I started coming to the services and after a year I felt like I wanted to give my life to Jesus Christ.   

I was taken down to Broughty Ferry Castle and was baptised in the Silvery Tay. I was dunked once, got up and went, “Holy ****”, so I was dunked twice!  

Everything changed. The anger I felt, and the anger I felt Dundee had towards me, had left. I was able to walk through the whole of town without getting picked on. People were actually helping me, instead of telling me, “Get away you wierdo!” And that was it, I mean, that’s what changed. 

I’d say the biggest thing my relationship with church has helped me with is forgiving people.  

I’ve got a lot of people to forgive, from before the age of 13, way up to the age of 40, my list is endless. But I think God’s got a lovely, mysterious way of popping people on your radar.  

For example, there was a guy that I met who used to bully me heavily, him and his brother. He turned up in front of me and my face went white! But I found myself praying for them.
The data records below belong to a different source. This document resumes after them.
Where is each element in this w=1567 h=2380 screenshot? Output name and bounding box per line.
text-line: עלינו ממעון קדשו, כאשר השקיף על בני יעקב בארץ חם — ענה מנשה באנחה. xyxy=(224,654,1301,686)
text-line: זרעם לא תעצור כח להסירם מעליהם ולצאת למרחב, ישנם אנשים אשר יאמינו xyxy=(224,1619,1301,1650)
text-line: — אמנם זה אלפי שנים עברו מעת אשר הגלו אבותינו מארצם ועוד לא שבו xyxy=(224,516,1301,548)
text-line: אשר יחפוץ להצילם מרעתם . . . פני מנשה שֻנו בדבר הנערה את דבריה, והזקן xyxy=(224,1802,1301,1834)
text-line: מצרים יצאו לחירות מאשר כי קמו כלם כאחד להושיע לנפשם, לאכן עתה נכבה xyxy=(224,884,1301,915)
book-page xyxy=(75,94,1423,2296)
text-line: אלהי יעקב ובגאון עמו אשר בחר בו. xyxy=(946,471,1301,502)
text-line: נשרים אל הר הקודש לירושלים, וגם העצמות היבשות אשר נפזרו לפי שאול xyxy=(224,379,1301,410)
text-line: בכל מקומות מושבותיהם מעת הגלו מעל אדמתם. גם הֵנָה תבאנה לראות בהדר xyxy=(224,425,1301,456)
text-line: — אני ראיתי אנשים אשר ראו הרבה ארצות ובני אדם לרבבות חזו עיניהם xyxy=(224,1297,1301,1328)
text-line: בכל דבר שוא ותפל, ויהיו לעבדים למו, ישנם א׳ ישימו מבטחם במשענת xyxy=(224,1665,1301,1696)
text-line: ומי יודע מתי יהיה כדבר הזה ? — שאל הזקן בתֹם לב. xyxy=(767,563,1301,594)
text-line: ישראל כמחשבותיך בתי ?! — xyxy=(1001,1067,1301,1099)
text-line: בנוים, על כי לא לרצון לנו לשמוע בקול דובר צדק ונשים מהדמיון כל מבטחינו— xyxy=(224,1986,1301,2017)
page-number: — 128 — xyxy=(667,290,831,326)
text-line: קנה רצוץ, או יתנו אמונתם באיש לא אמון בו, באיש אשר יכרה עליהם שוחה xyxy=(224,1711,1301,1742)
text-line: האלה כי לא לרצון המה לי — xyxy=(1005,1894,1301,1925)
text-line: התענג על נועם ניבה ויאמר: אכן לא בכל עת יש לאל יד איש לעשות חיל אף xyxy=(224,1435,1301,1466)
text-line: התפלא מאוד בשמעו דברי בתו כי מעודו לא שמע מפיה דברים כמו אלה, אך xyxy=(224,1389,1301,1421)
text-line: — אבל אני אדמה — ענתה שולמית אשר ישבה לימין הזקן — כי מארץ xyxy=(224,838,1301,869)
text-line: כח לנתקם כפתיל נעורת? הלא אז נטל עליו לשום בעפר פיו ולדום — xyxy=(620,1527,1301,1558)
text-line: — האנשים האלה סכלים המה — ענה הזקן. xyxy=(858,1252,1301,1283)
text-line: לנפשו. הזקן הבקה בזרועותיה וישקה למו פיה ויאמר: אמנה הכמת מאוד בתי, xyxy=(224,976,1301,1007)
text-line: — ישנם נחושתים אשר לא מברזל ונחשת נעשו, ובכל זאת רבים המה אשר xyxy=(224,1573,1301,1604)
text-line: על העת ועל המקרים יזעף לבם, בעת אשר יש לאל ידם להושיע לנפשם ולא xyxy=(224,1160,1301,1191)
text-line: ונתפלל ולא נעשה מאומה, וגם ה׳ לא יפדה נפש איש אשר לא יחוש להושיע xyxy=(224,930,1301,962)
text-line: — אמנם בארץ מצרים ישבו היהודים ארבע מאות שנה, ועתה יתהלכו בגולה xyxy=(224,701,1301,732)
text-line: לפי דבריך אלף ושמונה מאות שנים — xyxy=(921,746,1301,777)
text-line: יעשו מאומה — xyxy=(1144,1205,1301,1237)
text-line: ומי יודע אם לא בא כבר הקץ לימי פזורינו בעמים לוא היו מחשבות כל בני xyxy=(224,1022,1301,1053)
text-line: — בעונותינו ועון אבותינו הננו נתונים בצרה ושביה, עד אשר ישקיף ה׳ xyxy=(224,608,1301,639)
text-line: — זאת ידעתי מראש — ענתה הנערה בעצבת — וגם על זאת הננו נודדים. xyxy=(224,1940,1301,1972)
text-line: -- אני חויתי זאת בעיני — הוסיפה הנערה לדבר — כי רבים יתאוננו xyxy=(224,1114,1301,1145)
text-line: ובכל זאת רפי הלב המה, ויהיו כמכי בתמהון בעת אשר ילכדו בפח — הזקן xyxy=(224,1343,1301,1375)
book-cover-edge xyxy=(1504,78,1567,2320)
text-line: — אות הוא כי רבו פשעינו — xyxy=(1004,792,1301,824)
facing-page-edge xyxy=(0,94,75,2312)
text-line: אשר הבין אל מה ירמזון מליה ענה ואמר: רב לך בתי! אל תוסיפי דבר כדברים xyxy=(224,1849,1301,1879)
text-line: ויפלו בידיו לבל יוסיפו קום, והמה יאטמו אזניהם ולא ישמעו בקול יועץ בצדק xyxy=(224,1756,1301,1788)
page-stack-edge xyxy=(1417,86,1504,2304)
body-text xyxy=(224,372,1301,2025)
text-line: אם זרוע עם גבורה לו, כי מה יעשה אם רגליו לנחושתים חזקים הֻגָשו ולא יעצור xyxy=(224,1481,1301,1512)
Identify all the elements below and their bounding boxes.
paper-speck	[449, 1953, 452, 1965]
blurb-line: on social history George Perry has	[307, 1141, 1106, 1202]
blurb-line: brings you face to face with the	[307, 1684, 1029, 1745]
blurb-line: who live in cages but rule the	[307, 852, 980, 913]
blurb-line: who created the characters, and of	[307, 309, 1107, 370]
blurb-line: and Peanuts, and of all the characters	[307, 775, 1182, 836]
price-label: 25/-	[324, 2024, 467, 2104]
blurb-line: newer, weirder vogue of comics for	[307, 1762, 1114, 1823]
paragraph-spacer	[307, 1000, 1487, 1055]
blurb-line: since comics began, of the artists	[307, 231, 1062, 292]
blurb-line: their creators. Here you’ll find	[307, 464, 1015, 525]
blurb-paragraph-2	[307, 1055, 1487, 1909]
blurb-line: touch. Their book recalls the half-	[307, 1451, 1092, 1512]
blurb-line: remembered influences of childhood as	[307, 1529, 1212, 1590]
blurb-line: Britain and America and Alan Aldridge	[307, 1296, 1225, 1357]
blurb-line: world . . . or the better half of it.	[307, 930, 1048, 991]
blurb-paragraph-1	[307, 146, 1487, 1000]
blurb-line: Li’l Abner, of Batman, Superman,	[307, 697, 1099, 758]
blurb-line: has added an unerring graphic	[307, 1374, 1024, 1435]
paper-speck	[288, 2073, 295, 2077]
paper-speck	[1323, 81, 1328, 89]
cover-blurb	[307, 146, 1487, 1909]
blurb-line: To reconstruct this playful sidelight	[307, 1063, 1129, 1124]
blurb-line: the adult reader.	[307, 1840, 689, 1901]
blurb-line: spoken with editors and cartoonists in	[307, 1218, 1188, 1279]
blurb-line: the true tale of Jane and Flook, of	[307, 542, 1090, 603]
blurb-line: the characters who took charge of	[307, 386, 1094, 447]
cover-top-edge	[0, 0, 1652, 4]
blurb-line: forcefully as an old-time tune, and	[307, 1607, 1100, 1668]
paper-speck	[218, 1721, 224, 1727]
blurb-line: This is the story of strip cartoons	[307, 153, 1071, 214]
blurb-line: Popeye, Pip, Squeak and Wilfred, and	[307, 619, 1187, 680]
I was looking at myself the next morning as I was shaving going, ‘Is that me?’ But these things are up to Jesus now.”

Homelessness and Addiction are both major issues in the UK, with more people sleeping rough, and greater numbers of people either relapsing into addiction or increasing their alcohol intake to harmful levels.  

Because of this our work is more critical than ever, meeting people like Joe through practical and spiritual help, and demonstrating that God’s plan is that we all may have life and have it to the full!